Dave Mason Tarrytown Music Hall
Rock ‘n’ Roll Hall of Famer and founding member of the English group Traffic in the late 60s, Dave Mason will perform at The Tarrytown Music Hall on Friday, February 26. Leon Russell is also on the twin bill.
You’re best known for your solo album Alone Together but you wrote some signature songs for Traffic. How did you get started as a songwriter?
I always thought of myself as a guitar player but in London if you wanted to get booked in a club you had to have hit songs. So I wrote “Hole In My Shoe” for Traffic. That was my first song – in 1967. Even then it really started with the instrumentation. I was playing sitar and wanted to work it into a song for the band so I had to write the lyrics. It went to number 2 in the UK charts and was the band’s best selling single.
But to me your signature song with Traffic was “Feelin’ All Right”.
A really simple song.
But it captured something universal.
I purposely set out, I don’t try to write timeless themes. I was just trying to write a simple song. It was just two chords and a simple lyric. Lyrically it’s about, you know, not feeling too good myself. But it struck a chord. Then Joe Cocker and then fifty more artists covered it and then every garage band in the world. It never stops getting played and going into commercials and movies.
Then “Only You Know and I Know” became a signature song for Delaney and Bonnie.
I moved to Los Angeles and started playing guitar for Delaney and Bonnie just because I knew them and Eric Clapton toured with us too. That was just a song I had written that wound up on Alone Together in 1970 that they picked up to play on our tour in 1969.
Your name pops up in so many collaborations in those years.
Yeah, Hendrix, Clapton, The Stones. That was just the world I was living in at the time. In the states the music scene is spread out. You have the New York scene, L.A.. San Francisco, Nashville. In the UK everybody was in London and there were a finite number of studios. Eddie Kramer was the producer who did Traffic and the Stones and Hendrix and it was all the same studio, Olympic. You just crossed paths with people. You were a fan of theirs and they were a fan of Traffic. People just dropped by everybody’s sessions and checked in to see what they were doing. And then you’re playing on their album.
You played 12-string guitar on Hendrix’s “All Along The Watchtower”.
That was the collaboration that really stands out from all of them. The first time I ever saw him was in a small club before anybody knew who he was. And when I saw him play guitar I thought, “Ooh, I better find a new instrument because I can’t play like that.” But then he asked me to stand in with him. He was so innovative. Especially in the studio. There were a lot of great guitar players then and since but there aren’t anymore Hendrixes. I was going to step in for Noel Redding on bass for the Experience but they broke up.

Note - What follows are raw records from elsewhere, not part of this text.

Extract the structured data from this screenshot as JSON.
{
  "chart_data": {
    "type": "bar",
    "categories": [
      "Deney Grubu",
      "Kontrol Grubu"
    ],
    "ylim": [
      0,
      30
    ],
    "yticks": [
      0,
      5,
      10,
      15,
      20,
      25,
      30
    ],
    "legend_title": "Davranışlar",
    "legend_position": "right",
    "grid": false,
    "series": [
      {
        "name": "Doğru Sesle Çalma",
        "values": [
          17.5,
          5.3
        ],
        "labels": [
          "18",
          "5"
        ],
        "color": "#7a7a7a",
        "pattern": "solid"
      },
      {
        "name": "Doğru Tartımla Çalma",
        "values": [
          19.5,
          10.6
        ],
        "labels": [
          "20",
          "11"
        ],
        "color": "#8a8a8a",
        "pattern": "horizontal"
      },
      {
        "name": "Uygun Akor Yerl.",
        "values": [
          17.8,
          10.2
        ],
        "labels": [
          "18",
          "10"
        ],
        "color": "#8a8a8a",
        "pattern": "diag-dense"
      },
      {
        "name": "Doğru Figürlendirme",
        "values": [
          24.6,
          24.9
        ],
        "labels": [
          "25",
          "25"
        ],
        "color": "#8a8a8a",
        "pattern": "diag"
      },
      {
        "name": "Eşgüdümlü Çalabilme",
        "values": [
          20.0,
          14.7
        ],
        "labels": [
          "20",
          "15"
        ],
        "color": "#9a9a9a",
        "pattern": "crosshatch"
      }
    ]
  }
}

Who was your first influence?
I just wanted to play guitar so I was a fan of The Ventures. And my first concert was probably The Shadows with Cliff Richard. They were huge all over the world except the States. But mostly we were just listening to American music. Little Richard, Buddy Holly, Eddie Cochran, Bo Didley. It was the 60s, just 16-17 years after WWII. There were still bombed out parts of London when I was growing up. There just wasn’t anything happening, so we just copied American music and put our twist on it.
And then you went solo with “Alone Together” a seminal album of the period.
Yeah, well it’s not like I said I want to go alone. I had already written those songs when I was with Traffic and they would have been on their next album if they had stayed together. It worked out.
What are your plans for Tarrytown?
I’ll play some old Traffic stuff and then some songs from my solo career. And Leon Russell, who played with me on Alone Together, will do a set and I’ll be selling some CDs of my live Traffic Jam Tour. And maybe some surprises.
What are you most proud of in your career?
Most proud of what I’ve been able to do for the Vets. I started a charitable organization to help Vets start their own businesses. We helped start a very successful farm in Jacksonville, an office cleaning business in Jacksonville and we supply Vets with vans and trucks. Not to get all political but it’s shameful the way America treats their vets. There are over 50,000 homeless Vets and too many suicides.
I’ve always had a feeling for the Vets. I came along a year after the WWII and my half-brother was driving tanks in North Africa. Dad was in WWI. I’m very lucky I could play in guitar in a rock band and not in an oompah band wearing lederhosen.
A 2004 Rock ‘n’ Roll Hall of Fame inductee, Dave Mason recorded his biggest solo hit, “We Just Disagree” in 1977 and had a second hit that year with “Let It Go, Let It Flow”. His solo album, “Alone Together” featured the hit songs, “Only You Know and I Know”, “Shouldn’t Have Took More Than You Gave”, “World In Changes” and “Sad and Deep as You”. He also wrote the iconic Traffic songs “You Can All Join In” and “Vagabond Virgin”.